Tabulated below the plots in Figure 14 are the detailed numerical results of the scan, including both *a priori* and measured values of many parameters, including channel-by-channel correlation amplitude and phase, multi-band group delay, single-band group delay, phase-delay rates, etc. Also shown are observed and theoretical statistical quantities, such as integration-period by integration-period amplitude and phase scatter, as well as similar channel-by-channel scatter statistics.

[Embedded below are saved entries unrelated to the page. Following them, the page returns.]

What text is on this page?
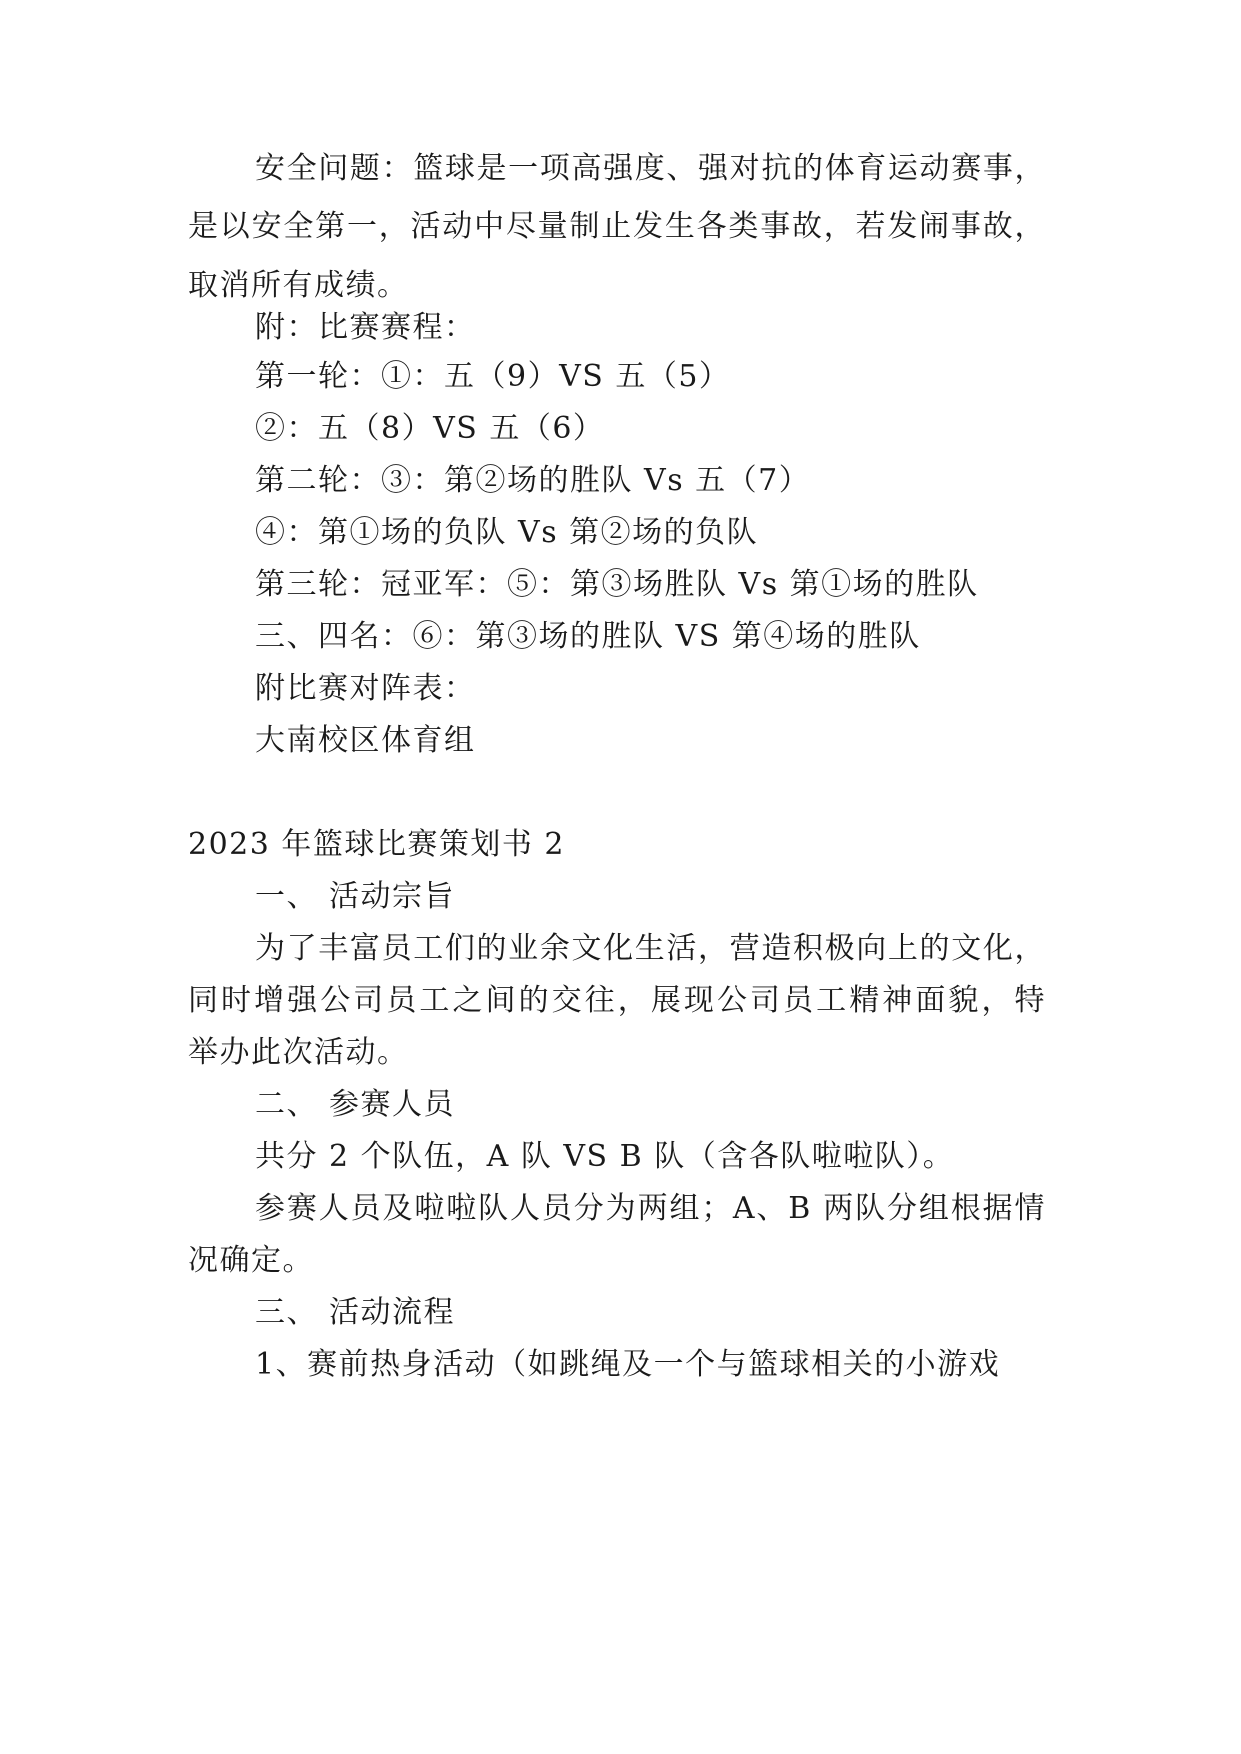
安全问题：篮球是一项高强度、强对抗的体育运动赛事，
是以安全第一，活动中尽量制止发生各类事故，若发闹事故，
取消所有成绩。
附：比赛赛程：
第一轮：①：五（9）VS 五（5）
②：五（8）VS 五（6）
第二轮：③：第②场的胜队 Vs 五（7）
④：第①场的负队 Vs 第②场的负队
第三轮：冠亚军：⑤：第③场胜队 Vs 第①场的胜队
三、四名：⑥：第③场的胜队 VS 第④场的胜队
附比赛对阵表：
大南校区体育组
2023 年篮球比赛策划书 2
一、 活动宗旨
为了丰富员工们的业余文化生活，营造积极向上的文化，
同时增强公司员工之间的交往，展现公司员工精神面貌，特
举办此次活动。
二、 参赛人员
共分 2 个队伍，A 队 VS B 队（含各队啦啦队）。
参赛人员及啦啦队人员分为两组；A、B 两队分组根据情
况确定。
三、 活动流程
1、赛前热身活动（如跳绳及一个与篮球相关的小游戏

This collection of statistics, along with the SNR, allows an automated 'fringe-quality code' to be assigned to this scan for use in further downstream processing. The scan in Figure 14 is assigned a fringe-quality code 9 (upper RH corner), which is assigned to scans which meet all assigned judgment criteria.

An important aspect of the Mark 4 processing philosophy is that the *a priori* model information used for the correlation processing is fully preserved in the correlation output files, as well as all residual observables derived from the fringe-fitting process. The availability of this *a priori* model information provides several capabilities that are difficult without it. For example, total observables are easily calculated, which are not only essential for most geodetic work, but also provide powerful diagnostics for correct operation of the correlator; for example, it becomes easy to test that total observable delay, delay-rate and phase are invariant to small changes in *a priori* model parameters, as they should be. In addition, software may be easily written to modify the observing epoch of a particular scan, which is sometimes necessary, or even to modify the *a priori* model (within the limits of the original field-of-view, of course) and recompute residuals

without re-correlation; the latter capability is sometimes important to re-process previously correlated data with more accurate models to reduce potential systematic errors arising from the original correlation model.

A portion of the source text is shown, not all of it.